A iniciativa surge em resposta à Resolução CNPE nº 6/2026 e a uma recomendação do Tribunal de Contas da União, que apontaram a necessidade de mecanismos adicionais de controle para coibir a adulteração e o desvio de etanol combustível. A adoção de um corante específico funcionaria como barreira visual e técnica para dificultar o uso irregular do produto, que possui preço e tributação diferenciados em relação às bebidas destiladas.

Impacto regulatório e operacional

Para o setor sucroenergético, a medida implica ajustes técnicos e operacionais ao longo de toda a cadeia. Usinas produtoras de etanol hidratado precisarão incorporar o corante ao processo produtivo ou de armazenamento, o que pode demandar adaptações em equipamentos, procedimentos de qualidade e treinamento de equipes. Distribuidoras e postos revendedores também serão afetados, uma vez que o combustível passará a ter identificação visual distinta.
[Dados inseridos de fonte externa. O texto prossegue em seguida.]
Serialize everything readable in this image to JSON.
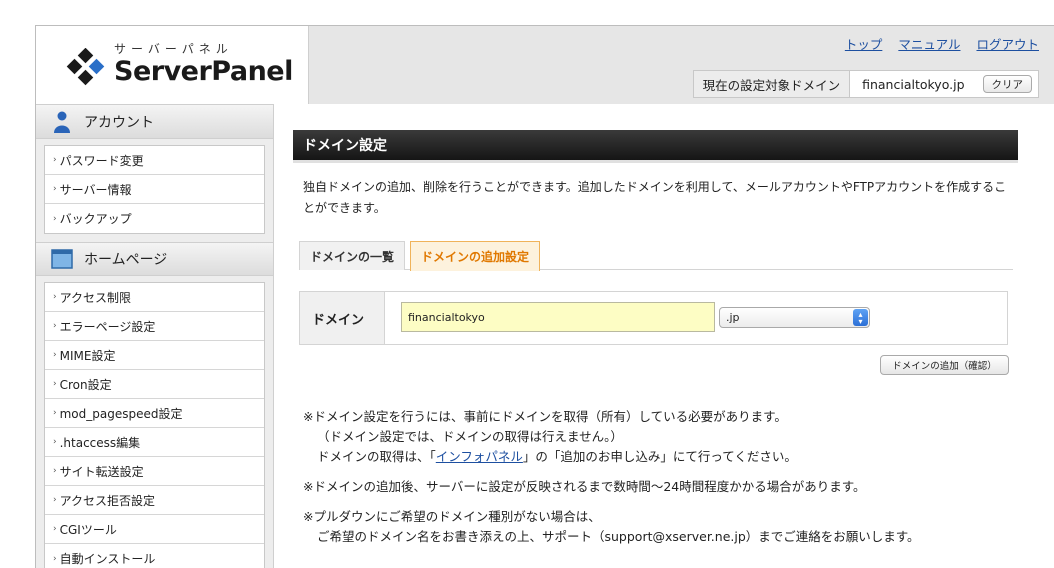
{
  "header": {
    "logo_kana": "サーバーパネル",
    "logo_name": "ServerPanel",
    "links": [
      "トップ",
      "マニュアル",
      "ログアウト"
    ],
    "domain_label": "現在の設定対象ドメイン",
    "domain_value": "financialtokyo.jp",
    "clear_label": "クリア"
  },
  "sidebar": {
    "account_title": "アカウント",
    "account_items": [
      "パスワード変更",
      "サーバー情報",
      "バックアップ"
    ],
    "homepage_title": "ホームページ",
    "homepage_items": [
      "アクセス制限",
      "エラーページ設定",
      "MIME設定",
      "Cron設定",
      "mod_pagespeed設定",
      ".htaccess編集",
      "サイト転送設定",
      "アクセス拒否設定",
      "CGIツール",
      "自動インストール"
    ],
    "arrow_glyph": "›"
  },
  "main": {
    "title": "ドメイン設定",
    "description": "独自ドメインの追加、削除を行うことができます。追加したドメインを利用して、メールアカウントやFTPアカウントを作成することができます。",
    "tabs": [
      "ドメインの一覧",
      "ドメインの追加設定"
    ],
    "active_tab": 1,
    "form": {
      "label": "ドメイン",
      "input_value": "financialtokyo",
      "select_value": ".jp"
    },
    "confirm_button": "ドメインの追加（確認）",
    "notes": {
      "n1_line1": "※ドメイン設定を行うには、事前にドメインを取得（所有）している必要があります。",
      "n1_line2": "（ドメイン設定では、ドメインの取得は行えません。）",
      "n1_line3_pre": "ドメインの取得は、「",
      "n1_line3_link": "インフォパネル",
      "n1_line3_post": "」の「追加のお申し込み」にて行ってください。",
      "n2": "※ドメインの追加後、サーバーに設定が反映されるまで数時間〜24時間程度かかる場合があります。",
      "n3_line1": "※プルダウンにご希望のドメイン種別がない場合は、",
      "n3_line2": "ご希望のドメイン名をお書き添えの上、サポート（support@xserver.ne.jp）までご連絡をお願いします。"
    }
  },
  "colors": {
    "link": "#1d4fa0",
    "active_tab_text": "#e07800",
    "input_bg": "#fdfdc4",
    "title_bar": "#1e1e1e"
  }
}
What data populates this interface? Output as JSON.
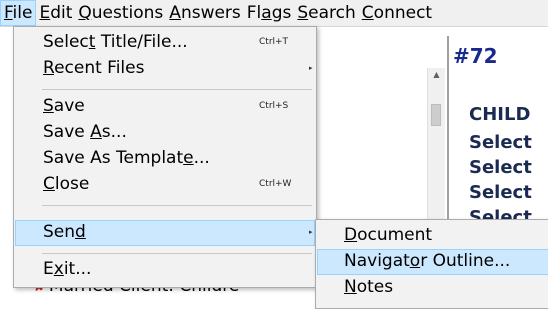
{
  "menubar": {
    "items": [
      {
        "pre": "",
        "u": "F",
        "post": "ile"
      },
      {
        "pre": "",
        "u": "E",
        "post": "dit"
      },
      {
        "pre": "",
        "u": "Q",
        "post": "uestions"
      },
      {
        "pre": "",
        "u": "A",
        "post": "nswers"
      },
      {
        "pre": "Fl",
        "u": "a",
        "post": "gs"
      },
      {
        "pre": "",
        "u": "S",
        "post": "earch"
      },
      {
        "pre": "",
        "u": "C",
        "post": "onnect"
      }
    ]
  },
  "file_menu": {
    "select_title": {
      "pre": "Selec",
      "u": "t",
      "post": " Title/File...",
      "shortcut": "Ctrl+T"
    },
    "recent_files": {
      "pre": "",
      "u": "R",
      "post": "ecent Files"
    },
    "save": {
      "pre": "",
      "u": "S",
      "post": "ave",
      "shortcut": "Ctrl+S"
    },
    "save_as": {
      "pre": "Save ",
      "u": "A",
      "post": "s..."
    },
    "save_as_template": {
      "pre": "Save As Templat",
      "u": "e",
      "post": "..."
    },
    "close": {
      "pre": "",
      "u": "C",
      "post": "lose",
      "shortcut": "Ctrl+W"
    },
    "send": {
      "pre": "Sen",
      "u": "d",
      "post": ""
    },
    "exit": {
      "pre": "E",
      "u": "x",
      "post": "it..."
    }
  },
  "send_menu": {
    "document": {
      "pre": "",
      "u": "D",
      "post": "ocument"
    },
    "navigator_outline": {
      "pre": "Navigat",
      "u": "o",
      "post": "r Outline..."
    },
    "notes": {
      "pre": "",
      "u": "N",
      "post": "otes"
    }
  },
  "tree": {
    "item_label": "Married Client: Childre",
    "item_marker": "✘"
  },
  "doc": {
    "number": "#72",
    "lines": [
      "CHILD",
      "Select",
      "Select",
      "Select",
      "Select"
    ]
  },
  "icons": {
    "submenu_arrow": "▸",
    "scroll_up_arrow": "▲"
  },
  "colors": {
    "highlight": "#cce8ff",
    "highlight_border": "#99d1ff",
    "doc_heading": "#1a2a8c"
  }
}
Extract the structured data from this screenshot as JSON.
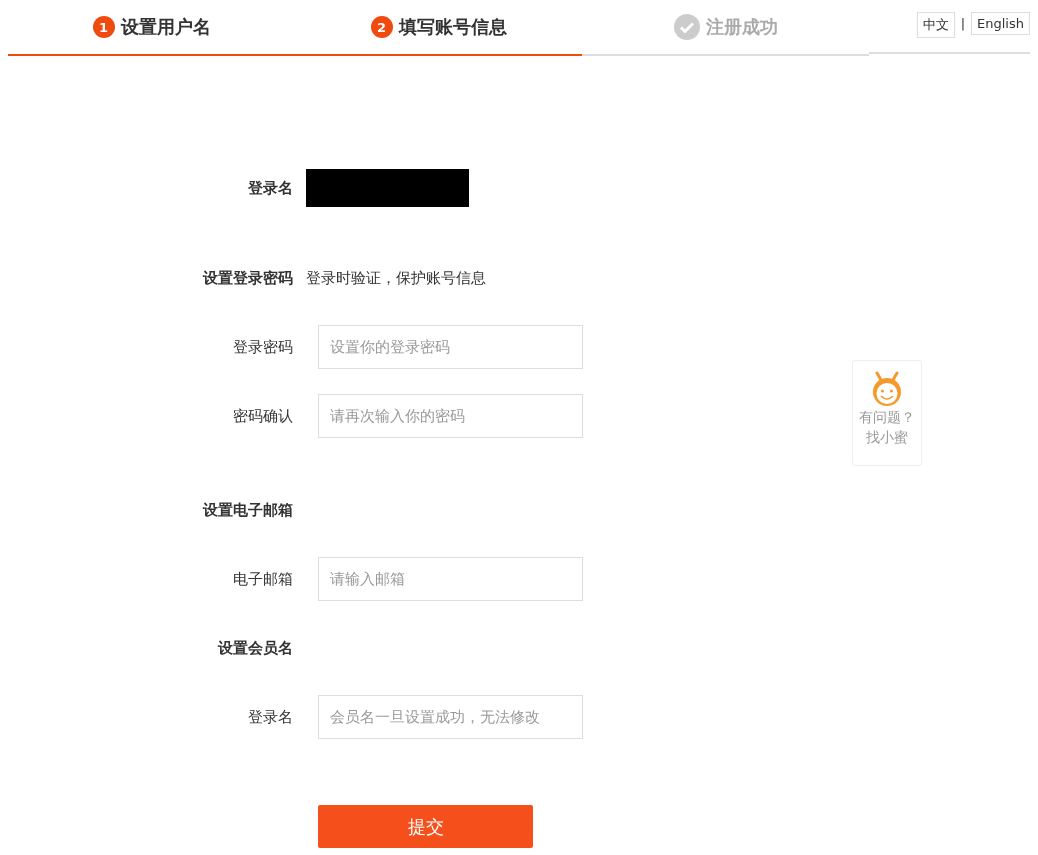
{
  "steps": [
    {
      "number": "1",
      "label": "设置用户名",
      "kind": "numbered",
      "active": true
    },
    {
      "number": "2",
      "label": "填写账号信息",
      "kind": "numbered",
      "active": true
    },
    {
      "label": "注册成功",
      "kind": "check",
      "active": false
    }
  ],
  "languages": [
    "中文",
    "English"
  ],
  "language_separator": "|",
  "form": [
    {
      "kind": "redacted",
      "label": "登录名"
    },
    {
      "kind": "section",
      "label": "设置登录密码",
      "note": "登录时验证，保护账号信息"
    },
    {
      "kind": "field",
      "label": "登录密码",
      "placeholder": "设置你的登录密码"
    },
    {
      "kind": "field",
      "label": "密码确认",
      "placeholder": "请再次输入你的密码"
    },
    {
      "kind": "section",
      "label": "设置电子邮箱"
    },
    {
      "kind": "field",
      "label": "电子邮箱",
      "placeholder": "请输入邮箱"
    },
    {
      "kind": "section",
      "label": "设置会员名"
    },
    {
      "kind": "field",
      "label": "登录名",
      "placeholder": "会员名一旦设置成功，无法修改"
    }
  ],
  "submit": "提交",
  "help": {
    "line_1": "有问题？",
    "line_2": "找小蜜"
  }
}
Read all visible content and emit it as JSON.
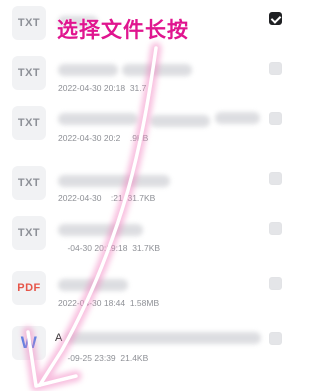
{
  "annotation": {
    "text": "选择文件长按",
    "color": "#e0158f"
  },
  "files": [
    {
      "icon": "TXT",
      "type": "txt",
      "meta": "",
      "name_fragment": "",
      "checked": true
    },
    {
      "icon": "TXT",
      "type": "txt",
      "meta": "2022-04-30 20:18  31.7",
      "name_fragment": "",
      "checked": false
    },
    {
      "icon": "TXT",
      "type": "txt",
      "meta": "2022-04-30 20:2    .9KB",
      "name_fragment": "",
      "checked": false
    },
    {
      "icon": "TXT",
      "type": "txt",
      "meta": "2022-04-30    :21  31.7KB",
      "name_fragment": "",
      "checked": false
    },
    {
      "icon": "TXT",
      "type": "txt",
      "meta": "    -04-30 20:19:18  31.7KB",
      "name_fragment": "",
      "checked": false
    },
    {
      "icon": "PDF",
      "type": "pdf",
      "meta": "2022-04-30 18:44  1.58MB",
      "name_fragment": "",
      "checked": false
    },
    {
      "icon": "W",
      "type": "word",
      "meta": "    -09-25 23:39  21.4KB",
      "name_fragment": "A",
      "checked": false
    }
  ]
}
A ANP ainda não detalhou publicamente as especificações técnicas do corante, como concentração, fornecedores homologados ou impacto nas propriedades físico-químicas do etanol. Essas definições serão fundamentais para a viabilidade técnica e econômica da medida, especialmente considerando o volume de etanol hidratado comercializado no mercado brasileiro, que ultrapassa 20 bilhões de litros anuais.

Contexto de vigilância e reputação setorial

O desvio de etanol hidratado para a produção de bebidas clandestinas representa risco sanitário grave, já que o combustível contém aditivos e não passa por controles de qualidade exigidos para consumo humano. A adulteração compromete a saúde pública e afeta negativamente a imagem do etanol como produto sustentável e seguro, prejudicando a reputação de um setor estratégico para a matriz energética nacional.

A atuação conjunta entre ANP, CNPE e TCU sinaliza um esforço regulatório integrado para fortalecer a fiscalização e a rastreabilidade do biocombustível. A medida também pode servir de referência para outros países produtores de etanol que enfrentam problemas semelhantes de desvio e adulteração.

O que acompanhar nos próximos dias

O setor deve observar a abertura de consulta pública ou audiências técnicas pela ANP para definir os parâmetros do corante, cronograma de implementação e eventuais impactos de custo. A reação de entidades representativas do setor sucroenergético, como a UNICA e a APROBIO, será importante para avaliar a viabilidade prática da medida. Também será relevante acompanhar possíveis alterações na regulamentação de qualidade do etanol hidratado e eventuais programas de apoio técnico ou financeiro para adequação das usinas e distribuidores. A articulação com órgãos de vigilância sanitária e segurança pública será determinante para o sucesso da iniciativa.